Impact of chronic nicotine on the development and maintenance of neuropathic hypersensitivity in the rat.

Rationale: Clinical data support a correlation between smoking and the incidence and severity of some chronic pain conditions. However, the impact of nicotine on neuropathic pain has been largely ignored in the laboratory setting.

Objectives: The purpose of these studies was to determine if chronic nicotine would alter mechanical hypersensitivity after spinal nerve ligation.

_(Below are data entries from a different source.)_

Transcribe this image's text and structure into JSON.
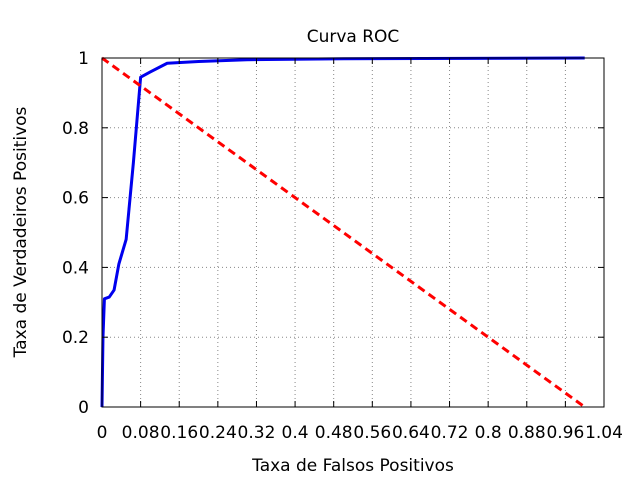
{
  "chart_data": {
    "type": "line",
    "title": "Curva ROC",
    "xlabel": "Taxa de Falsos Positivos",
    "ylabel": "Taxa de Verdadeiros Positivos",
    "xlim": [
      0,
      1.04
    ],
    "ylim": [
      0,
      1
    ],
    "xticks": [
      "0",
      "0.08",
      "0.16",
      "0.24",
      "0.32",
      "0.4",
      "0.48",
      "0.56",
      "0.64",
      "0.72",
      "0.8",
      "0.88",
      "0.96",
      "1.04"
    ],
    "yticks": [
      "0",
      "0.2",
      "0.4",
      "0.6",
      "0.8",
      "1"
    ],
    "grid": true,
    "series": [
      {
        "color": "#0000ee",
        "style": "solid",
        "x": [
          0,
          0.002,
          0.005,
          0.015,
          0.025,
          0.035,
          0.05,
          0.065,
          0.08,
          0.1,
          0.135,
          0.2,
          0.3,
          0.5,
          1.0
        ],
        "y": [
          0,
          0.2,
          0.31,
          0.315,
          0.335,
          0.41,
          0.48,
          0.7,
          0.945,
          0.96,
          0.985,
          0.99,
          0.995,
          0.998,
          1.0
        ]
      },
      {
        "color": "#ff0000",
        "style": "dashed",
        "x": [
          0,
          1.0
        ],
        "y": [
          1,
          0
        ]
      }
    ]
  }
}
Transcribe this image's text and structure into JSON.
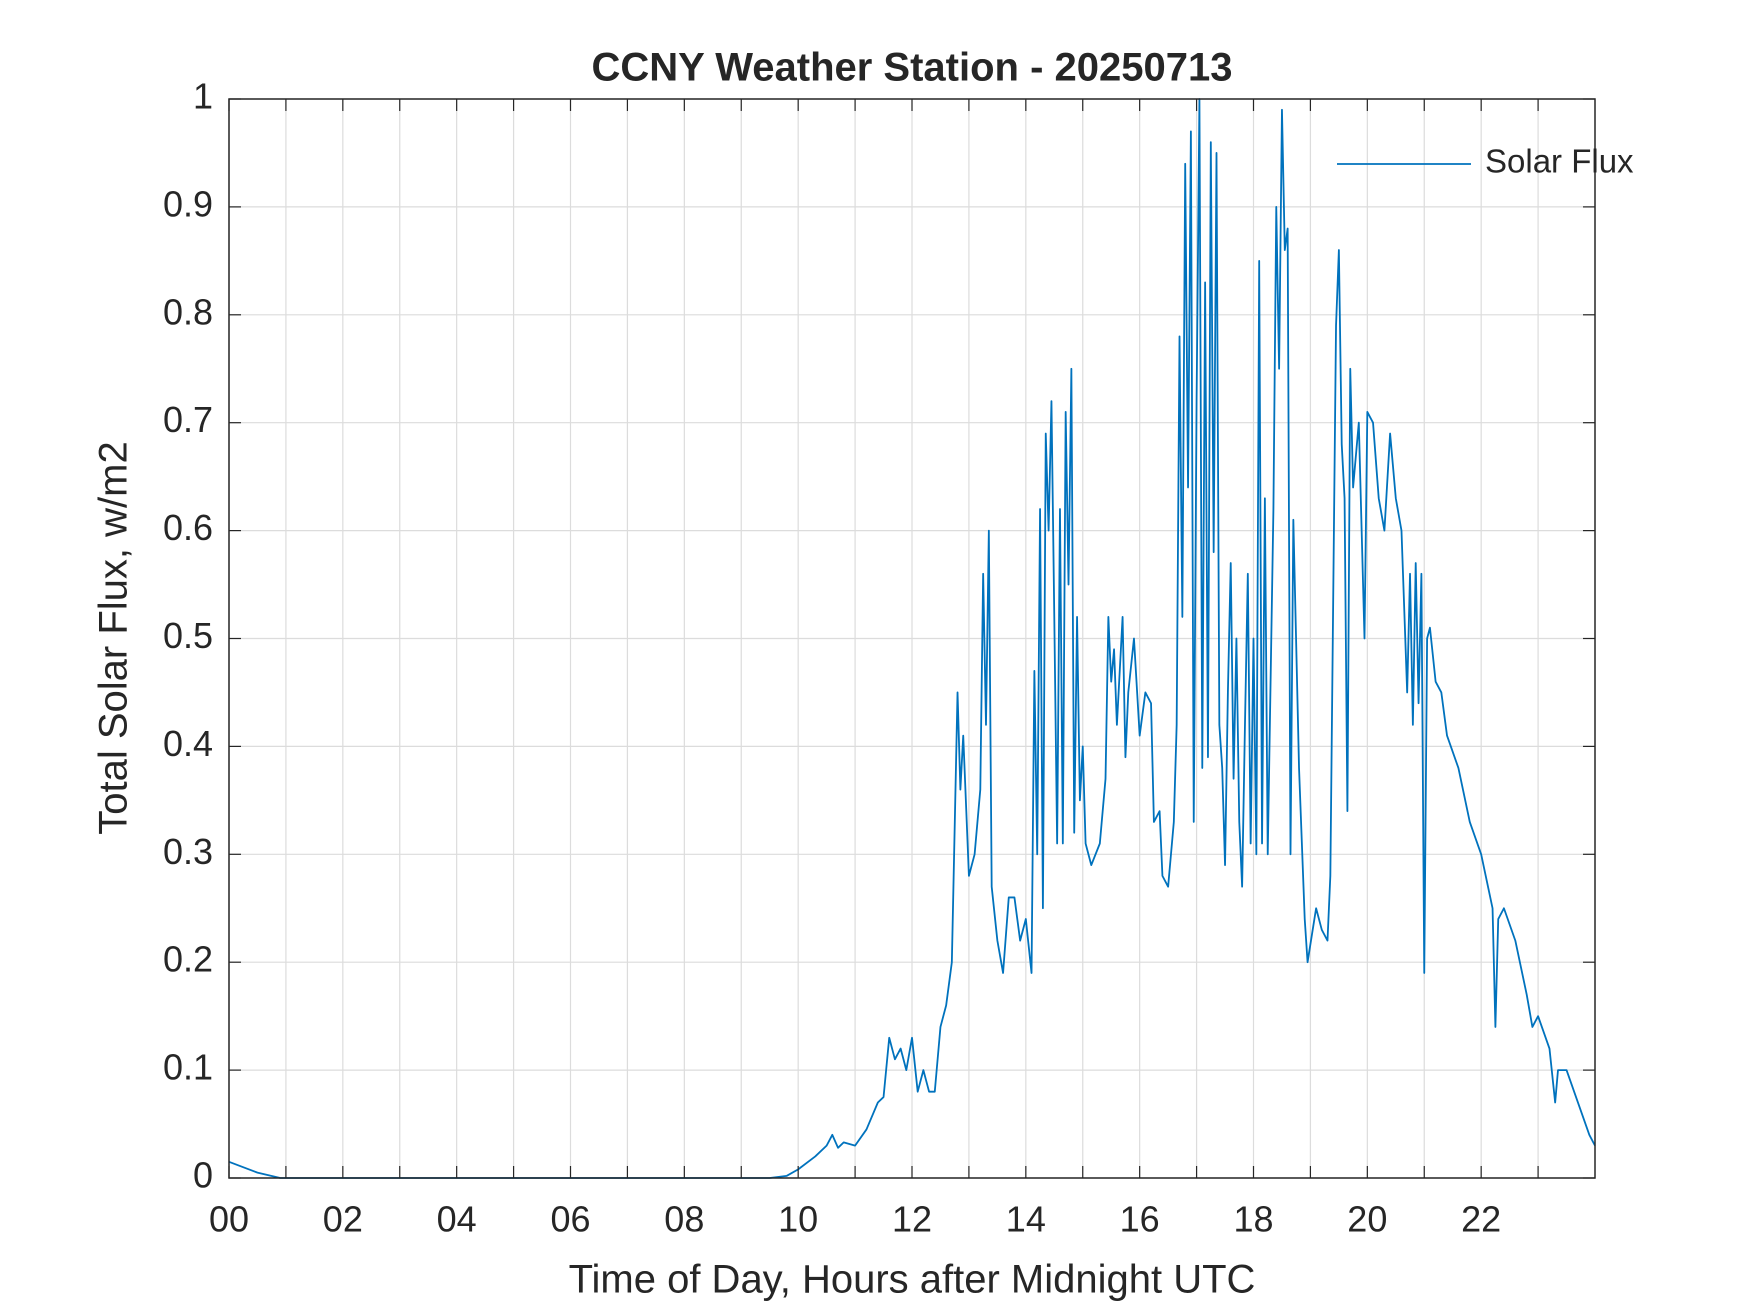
{
  "chart_data": {
    "type": "line",
    "title": "CCNY Weather Station - 20250713",
    "x_label": "Time of Day, Hours after Midnight UTC",
    "y_label": "Total Solar Flux, w/m2",
    "x": [
      0,
      0.5,
      0.9,
      1,
      2,
      3,
      4,
      5,
      6,
      7,
      8,
      9,
      9.5,
      9.8,
      10,
      10.3,
      10.5,
      10.6,
      10.7,
      10.8,
      11,
      11.2,
      11.4,
      11.5,
      11.6,
      11.7,
      11.8,
      11.9,
      12,
      12.1,
      12.2,
      12.3,
      12.4,
      12.5,
      12.6,
      12.7,
      12.8,
      12.85,
      12.9,
      13,
      13.1,
      13.2,
      13.25,
      13.3,
      13.35,
      13.4,
      13.5,
      13.6,
      13.7,
      13.8,
      13.9,
      14,
      14.1,
      14.15,
      14.2,
      14.25,
      14.3,
      14.35,
      14.4,
      14.45,
      14.5,
      14.55,
      14.6,
      14.65,
      14.7,
      14.75,
      14.8,
      14.85,
      14.9,
      14.95,
      15,
      15.05,
      15.15,
      15.3,
      15.4,
      15.45,
      15.5,
      15.55,
      15.6,
      15.7,
      15.75,
      15.8,
      15.9,
      16,
      16.1,
      16.2,
      16.25,
      16.35,
      16.4,
      16.5,
      16.6,
      16.65,
      16.7,
      16.75,
      16.8,
      16.85,
      16.9,
      16.95,
      17,
      17.05,
      17.1,
      17.15,
      17.2,
      17.25,
      17.3,
      17.35,
      17.4,
      17.45,
      17.5,
      17.55,
      17.6,
      17.65,
      17.7,
      17.75,
      17.8,
      17.85,
      17.9,
      17.95,
      18,
      18.05,
      18.1,
      18.15,
      18.2,
      18.25,
      18.35,
      18.4,
      18.45,
      18.5,
      18.55,
      18.6,
      18.65,
      18.7,
      18.8,
      18.9,
      18.95,
      19.1,
      19.2,
      19.3,
      19.35,
      19.45,
      19.5,
      19.55,
      19.6,
      19.65,
      19.7,
      19.75,
      19.85,
      19.95,
      20,
      20.1,
      20.2,
      20.3,
      20.4,
      20.5,
      20.6,
      20.7,
      20.75,
      20.8,
      20.85,
      20.9,
      20.95,
      21,
      21.05,
      21.1,
      21.2,
      21.3,
      21.4,
      21.6,
      21.8,
      22,
      22.2,
      22.25,
      22.3,
      22.4,
      22.6,
      22.8,
      22.9,
      23,
      23.2,
      23.3,
      23.35,
      23.5,
      23.7,
      23.9,
      24
    ],
    "series": [
      {
        "name": "Solar Flux",
        "color": "#0072bd",
        "values": [
          0.015,
          0.005,
          0,
          0,
          0,
          0,
          0,
          0,
          0,
          0,
          0,
          0,
          0,
          0.002,
          0.008,
          0.02,
          0.03,
          0.04,
          0.028,
          0.033,
          0.03,
          0.045,
          0.07,
          0.075,
          0.13,
          0.11,
          0.12,
          0.1,
          0.13,
          0.08,
          0.1,
          0.08,
          0.08,
          0.14,
          0.16,
          0.2,
          0.45,
          0.36,
          0.41,
          0.28,
          0.3,
          0.36,
          0.56,
          0.42,
          0.6,
          0.27,
          0.22,
          0.19,
          0.26,
          0.26,
          0.22,
          0.24,
          0.19,
          0.47,
          0.3,
          0.62,
          0.25,
          0.69,
          0.6,
          0.72,
          0.52,
          0.31,
          0.62,
          0.31,
          0.71,
          0.55,
          0.75,
          0.32,
          0.52,
          0.35,
          0.4,
          0.31,
          0.29,
          0.31,
          0.37,
          0.52,
          0.46,
          0.49,
          0.42,
          0.52,
          0.39,
          0.45,
          0.5,
          0.41,
          0.45,
          0.44,
          0.33,
          0.34,
          0.28,
          0.27,
          0.33,
          0.42,
          0.78,
          0.52,
          0.94,
          0.64,
          0.97,
          0.33,
          0.72,
          1.0,
          0.38,
          0.83,
          0.39,
          0.96,
          0.58,
          0.95,
          0.42,
          0.38,
          0.29,
          0.45,
          0.57,
          0.37,
          0.5,
          0.33,
          0.27,
          0.42,
          0.56,
          0.31,
          0.5,
          0.3,
          0.85,
          0.31,
          0.63,
          0.3,
          0.62,
          0.9,
          0.75,
          0.99,
          0.86,
          0.88,
          0.3,
          0.61,
          0.38,
          0.24,
          0.2,
          0.25,
          0.23,
          0.22,
          0.28,
          0.79,
          0.86,
          0.68,
          0.63,
          0.34,
          0.75,
          0.64,
          0.7,
          0.5,
          0.71,
          0.7,
          0.63,
          0.6,
          0.69,
          0.63,
          0.6,
          0.45,
          0.56,
          0.42,
          0.57,
          0.44,
          0.56,
          0.19,
          0.5,
          0.51,
          0.46,
          0.45,
          0.41,
          0.38,
          0.33,
          0.3,
          0.25,
          0.14,
          0.24,
          0.25,
          0.22,
          0.17,
          0.14,
          0.15,
          0.12,
          0.07,
          0.1,
          0.1,
          0.07,
          0.04,
          0.03
        ]
      }
    ],
    "xlim": [
      0,
      24
    ],
    "xticks": [
      {
        "value": 0,
        "label": "00"
      },
      {
        "value": 2,
        "label": "02"
      },
      {
        "value": 4,
        "label": "04"
      },
      {
        "value": 6,
        "label": "06"
      },
      {
        "value": 8,
        "label": "08"
      },
      10,
      12,
      14,
      16,
      18,
      20,
      22
    ],
    "minor_xticks": [
      1,
      3,
      5,
      7,
      9,
      11,
      13,
      15,
      17,
      19,
      21,
      23
    ],
    "ylim": [
      0,
      1
    ],
    "yticks": [
      0,
      0.1,
      0.2,
      0.3,
      0.4,
      0.5,
      0.6,
      0.7,
      0.8,
      0.9,
      1
    ],
    "grid": true,
    "legend": "upper right"
  }
}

Materials And Methods: Rats were implanted with osmotic mini pumps to administer either saline or nicotine (4, 10, or 24 mg/kg/day) for 7 or 21 days. On day 7 of saline/nicotine administration, rats receiving 24 mg/kg/day nicotine underwent spinal nerve ligation. Mechanical thresholds to pressure were measured across nicotine exposure and spinal cords were collected on days 7 or 21. Spinal cord slices were immunostained for phosphorylation of cAMP response element binding protein (pCREB), to determine general neuronal activity, and for cleaved caspase-3, as a marker for apoptosis.

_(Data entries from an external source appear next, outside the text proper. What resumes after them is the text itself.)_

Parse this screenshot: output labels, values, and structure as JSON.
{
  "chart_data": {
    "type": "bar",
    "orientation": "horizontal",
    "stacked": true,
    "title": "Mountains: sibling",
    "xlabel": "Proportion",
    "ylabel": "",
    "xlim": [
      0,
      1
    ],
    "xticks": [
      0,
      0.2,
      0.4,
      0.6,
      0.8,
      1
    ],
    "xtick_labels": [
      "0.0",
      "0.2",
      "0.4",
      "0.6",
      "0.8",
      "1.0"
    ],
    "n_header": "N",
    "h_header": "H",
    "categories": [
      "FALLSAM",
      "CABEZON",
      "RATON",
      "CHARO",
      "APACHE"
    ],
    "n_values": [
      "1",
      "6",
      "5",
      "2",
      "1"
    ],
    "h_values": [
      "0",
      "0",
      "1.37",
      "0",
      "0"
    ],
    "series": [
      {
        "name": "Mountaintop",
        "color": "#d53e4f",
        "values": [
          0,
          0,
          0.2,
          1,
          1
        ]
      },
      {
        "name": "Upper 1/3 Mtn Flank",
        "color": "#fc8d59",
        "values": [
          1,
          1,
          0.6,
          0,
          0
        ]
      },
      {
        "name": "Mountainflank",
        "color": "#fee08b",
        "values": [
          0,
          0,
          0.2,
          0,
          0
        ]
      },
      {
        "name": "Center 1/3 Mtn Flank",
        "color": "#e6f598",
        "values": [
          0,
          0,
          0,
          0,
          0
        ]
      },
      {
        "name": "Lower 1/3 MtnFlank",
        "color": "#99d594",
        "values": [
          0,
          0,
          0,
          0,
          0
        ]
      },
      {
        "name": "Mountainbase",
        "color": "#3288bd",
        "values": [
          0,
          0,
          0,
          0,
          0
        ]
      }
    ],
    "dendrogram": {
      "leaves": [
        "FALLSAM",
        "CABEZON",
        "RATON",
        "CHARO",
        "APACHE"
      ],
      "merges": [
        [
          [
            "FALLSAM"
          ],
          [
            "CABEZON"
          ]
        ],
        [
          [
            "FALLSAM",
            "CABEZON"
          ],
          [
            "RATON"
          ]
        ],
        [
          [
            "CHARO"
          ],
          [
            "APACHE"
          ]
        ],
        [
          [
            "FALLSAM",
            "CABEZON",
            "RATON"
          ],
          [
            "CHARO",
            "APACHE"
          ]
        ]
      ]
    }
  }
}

Results: Chronic nicotine produced a dose-dependent and stable mechanical hypersensitivity, which could be blocked with the alpha4beta2-selective antagonist, dihydro-beta-erythroidine (DHbetaE). Spinal nerve ligation also produced a stable mechanical hypersensitivity, which was exacerbated in the presence of chronic nicotine. Differences in mechanical sensitivity were reflected in spinal pCREB, which was highly correlated with the degree of mechanical hypersensitivity. Chronic nicotine also altered the number of pro-apoptotic cells in the spinal cord as measured by cleaved caspase-3.

Conclusions: These findings demonstrate that chronic nicotine produces a stable, long-lasting, mechanical hypersensitivity that exacerbates mechanical sensitivity resulting from peripheral nerve injury. The mechanism of this may involve an increase in spinal neuronal activity and apoptosis.